Pensionskassen fürchtenKürzungen

Für Millionen Sparer, für altersvorsorgende Arbeitnehmer und für Minister sind Daimler, BMW und VW schon seit Langem Minusmacher. In praktisch allen Aktienfonds und Pensionskassen liegen Aktien der Autokonzerne. Der Aktienkurs von VW liegt zur Jahresmitte 2018 so tief wie 2011: um 100 Euro unter dem Höchststand von 2015. Daimler ist noch schlimmer: Der Aktienkurs liegt so tief wie 1996. Die BMW-Aktie liegt auf dem Niveau von 2013: um ein bitteres Drittel unter dem Höchststand von 2015.

Auto-Papiere siehen alles runter

So tief wie die Kurse der angeblichen Wertpapiere notieren, so tief rechnen sich die Anteilwerte von Fonds und die Zahlungsfähigkeiten der Pensionskassen aus. Schon hat das Aufsichtsamt vielen Kassen die gelbe Warnkarte gezeigt: Wenn die Befürchtungen von Minister Pinkwart und von vielen anderen Beobachtern sich bewahrheiten, werden Pensionskasse ihre Zahlungen an Rentner und ihre Versprechungen an künftige Rentner kürzen müssen. Davon sind im Zweifel auch die Pensionskassen der Beamten, der Minister und sogar der Kanzlerin betroffen. Selbst die Versorgungswerke von Rechtsanwälten und Richtern stecken mitten drin in diesem Sumpf.

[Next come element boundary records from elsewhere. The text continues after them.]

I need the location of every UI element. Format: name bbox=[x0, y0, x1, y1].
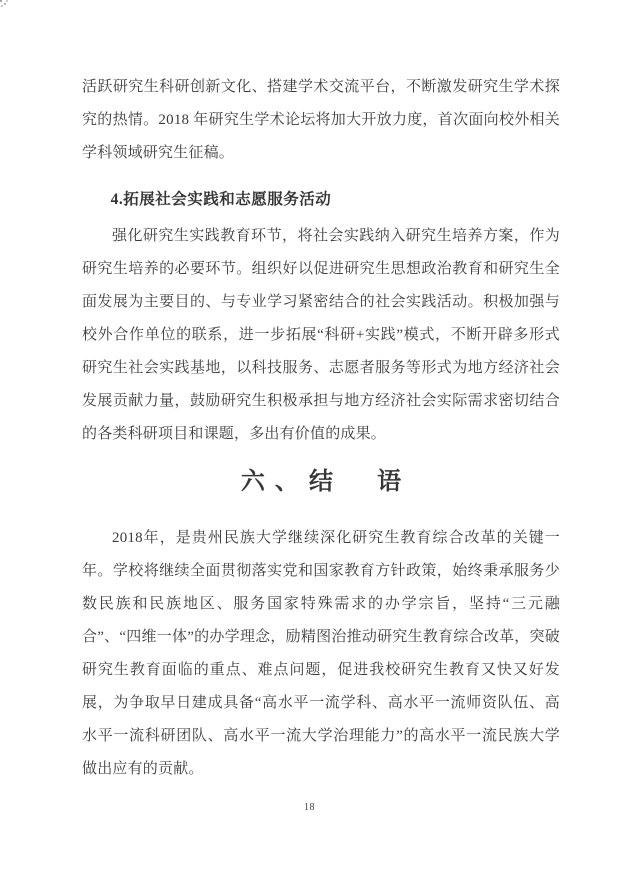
scan-artifact bbox=[0, 0, 2, 2]
chapter-heading-conclusion: 六、结 语 bbox=[82, 464, 560, 500]
page-number: 18 bbox=[0, 802, 619, 813]
paragraph-social-practice: 强化研究生实践教育环节，将社会实践纳入研究生培养方案，作为研究生培养的必要环节。… bbox=[82, 220, 560, 451]
document-page: 活跃研究生科研创新文化、搭建学术交流平台，不断激发研究生学术探究的热情。2018… bbox=[0, 0, 619, 875]
page-content: 活跃研究生科研创新文化、搭建学术交流平台，不断激发研究生学术探究的热情。2018… bbox=[82, 71, 560, 786]
paragraph-academic-forum: 活跃研究生科研创新文化、搭建学术交流平台，不断激发研究生学术探究的热情。2018… bbox=[82, 71, 560, 170]
paragraph-conclusion: 2018年，是贵州民族大学继续深化研究生教育综合改革的关键一年。学校将继续全面贯… bbox=[82, 522, 560, 786]
section-heading-social-practice: 4.拓展社会实践和志愿服务活动 bbox=[82, 183, 560, 216]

VW-Anleihe verliert 15 Prozent

Alle büßen für Selbstgefälligkeiten verbrennungsverliebter Automanager, für Betrügereien mit Abgasen sowie für jahrelanges kumpaneiartiges Wegsehen angeblicher Kfz-Aufsichtsbehörden. Selbst Zinspapiere, sog. Anleihen, der Autofirmen sorgen für Wertverluste von Investmentfonds und für entsprechende Enttäuschungen bei gutgläubigen Besitzern der Fondsanteile. Die 3,3-Prozent-Anleihe von VW z.B. mit Laufzeit bis 2033 ist in den jüngsten drei Jahren um 15 Prozent im Kurs gesunken. Für die 1,375-Prozent-Anleihe von Daimler mit Laufzeit bis 2028 wird aktuell nicht mal mehr der Nennwert bezahlt. Und das sind nur zwei Beispiele für Hunderte Anleihen über hohe Milliardenbeträge, die alle irgendwo in den Beständen von Fonds und Pensionskassen liegen.

DAX steht 2018 tiefer als im Jahr 2000

Früher hieß es: „Deutschland einig Autoland“. Heute heißt es: „Deutschland einig Minusland“. Die Aktienkurse von VW, Daimler und BWM sind wichtige Bestandteile des Deutschen Aktienindex DAX. Der DAX-Kursindex steht zur Jahresmitte 2018 nicht mal mehr so hoch wie im Frühjahr 2000.